In a similar vein, Weber has explored the vestigial curse of environmental disaster. In the long shadow of Chernobyl, he pursued connection with the human beings left in the wake of the 1986 explosion, either as survivors of the medical afflictions caused by radiation, or as scavengers reduced to rubbish picking in closed contamination areas. (More recently, he has documented the aftermath of the Fukushima explosion.) The sense prevails of people as subject to historical forces beyond their control, whether he is photographing a child living in the Chernobyl exclusion zone or an Inuk negotiating his abrupt cultural transition into the digital 21st century. Through Weber’s lens, poverty, the forces of oppression and the machinations of power are seen to grind the human subject in their gears.
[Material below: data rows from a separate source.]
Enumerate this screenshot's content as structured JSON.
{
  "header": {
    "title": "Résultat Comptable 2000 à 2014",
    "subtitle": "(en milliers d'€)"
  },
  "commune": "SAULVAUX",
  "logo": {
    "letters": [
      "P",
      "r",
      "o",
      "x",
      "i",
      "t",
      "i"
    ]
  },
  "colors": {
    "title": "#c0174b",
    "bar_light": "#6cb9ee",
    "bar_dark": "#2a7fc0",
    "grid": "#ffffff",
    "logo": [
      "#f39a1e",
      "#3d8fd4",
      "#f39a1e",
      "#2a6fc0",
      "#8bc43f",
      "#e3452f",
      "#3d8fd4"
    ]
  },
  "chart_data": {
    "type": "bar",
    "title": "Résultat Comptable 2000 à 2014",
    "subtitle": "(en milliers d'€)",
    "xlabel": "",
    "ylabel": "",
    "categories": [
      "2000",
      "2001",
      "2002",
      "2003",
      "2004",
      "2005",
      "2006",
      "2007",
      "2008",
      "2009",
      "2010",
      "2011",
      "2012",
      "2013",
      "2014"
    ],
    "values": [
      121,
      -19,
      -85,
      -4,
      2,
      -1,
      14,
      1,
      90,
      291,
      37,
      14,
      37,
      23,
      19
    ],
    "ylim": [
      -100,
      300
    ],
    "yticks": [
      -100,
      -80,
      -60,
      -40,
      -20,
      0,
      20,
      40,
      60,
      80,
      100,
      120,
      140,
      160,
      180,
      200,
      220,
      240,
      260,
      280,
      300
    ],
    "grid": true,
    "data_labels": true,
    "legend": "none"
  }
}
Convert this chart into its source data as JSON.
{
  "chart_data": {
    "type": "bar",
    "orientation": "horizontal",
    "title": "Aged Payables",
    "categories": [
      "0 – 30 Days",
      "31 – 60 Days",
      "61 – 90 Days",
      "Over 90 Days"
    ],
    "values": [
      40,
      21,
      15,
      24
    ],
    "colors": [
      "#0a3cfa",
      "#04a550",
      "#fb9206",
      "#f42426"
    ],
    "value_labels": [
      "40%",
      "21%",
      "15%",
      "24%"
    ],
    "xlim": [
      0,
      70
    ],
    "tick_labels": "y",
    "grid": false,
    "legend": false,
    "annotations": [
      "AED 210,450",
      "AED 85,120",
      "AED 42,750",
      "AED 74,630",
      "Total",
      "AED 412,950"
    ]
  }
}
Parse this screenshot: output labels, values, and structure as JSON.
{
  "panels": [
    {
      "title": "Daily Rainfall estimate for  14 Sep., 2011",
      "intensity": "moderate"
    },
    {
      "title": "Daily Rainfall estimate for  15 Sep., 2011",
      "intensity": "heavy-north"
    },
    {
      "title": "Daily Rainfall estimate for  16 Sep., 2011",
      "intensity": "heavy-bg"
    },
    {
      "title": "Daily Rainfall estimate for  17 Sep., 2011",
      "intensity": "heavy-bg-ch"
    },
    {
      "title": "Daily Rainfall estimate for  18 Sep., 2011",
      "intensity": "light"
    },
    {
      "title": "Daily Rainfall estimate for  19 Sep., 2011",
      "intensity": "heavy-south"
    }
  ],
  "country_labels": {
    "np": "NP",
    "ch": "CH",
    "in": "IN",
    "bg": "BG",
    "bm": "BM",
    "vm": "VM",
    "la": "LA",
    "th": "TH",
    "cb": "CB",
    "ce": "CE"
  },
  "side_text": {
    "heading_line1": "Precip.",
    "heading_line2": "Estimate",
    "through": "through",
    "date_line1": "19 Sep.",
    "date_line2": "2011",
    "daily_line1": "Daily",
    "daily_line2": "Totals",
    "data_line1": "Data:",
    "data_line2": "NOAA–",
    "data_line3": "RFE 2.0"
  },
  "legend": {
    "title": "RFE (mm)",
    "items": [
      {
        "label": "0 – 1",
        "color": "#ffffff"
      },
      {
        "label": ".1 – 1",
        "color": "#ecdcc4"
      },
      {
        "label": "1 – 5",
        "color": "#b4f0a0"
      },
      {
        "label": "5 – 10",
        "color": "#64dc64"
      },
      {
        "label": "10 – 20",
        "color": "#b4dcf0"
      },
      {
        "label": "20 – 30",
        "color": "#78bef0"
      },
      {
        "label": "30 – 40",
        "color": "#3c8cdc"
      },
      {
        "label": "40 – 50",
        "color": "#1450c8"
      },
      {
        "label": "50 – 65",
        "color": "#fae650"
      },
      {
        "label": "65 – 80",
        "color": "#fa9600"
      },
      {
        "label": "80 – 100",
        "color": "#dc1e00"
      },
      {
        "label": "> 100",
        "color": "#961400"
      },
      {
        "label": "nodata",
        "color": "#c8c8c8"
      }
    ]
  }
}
In this regard, his most recent series of photographs, titled War Sand, serves as a solemn coda. The sands of the Normandy beaches are said to be eight percent shrapnel, metal exploded in combat and then corroded by time and the constant ministrations of the ocean tides. Added to this is its grim corollary: a portion of human remains, bone that has been crushed and crumbled to near powder-like consistency. Through the use of microscopic photography and with a kind of forensic inquisitiveness and existential wondering, Weber brings us close to these fragments, offering us, too, the longer view: the eerie hush of the beachhead and the expressionless features of the sea and sky, edged in grasses. The series invites a contemplation of the endless quiet that lies beyond the flare of bold historical events, offering a cautionary tale of the hubris of humankind.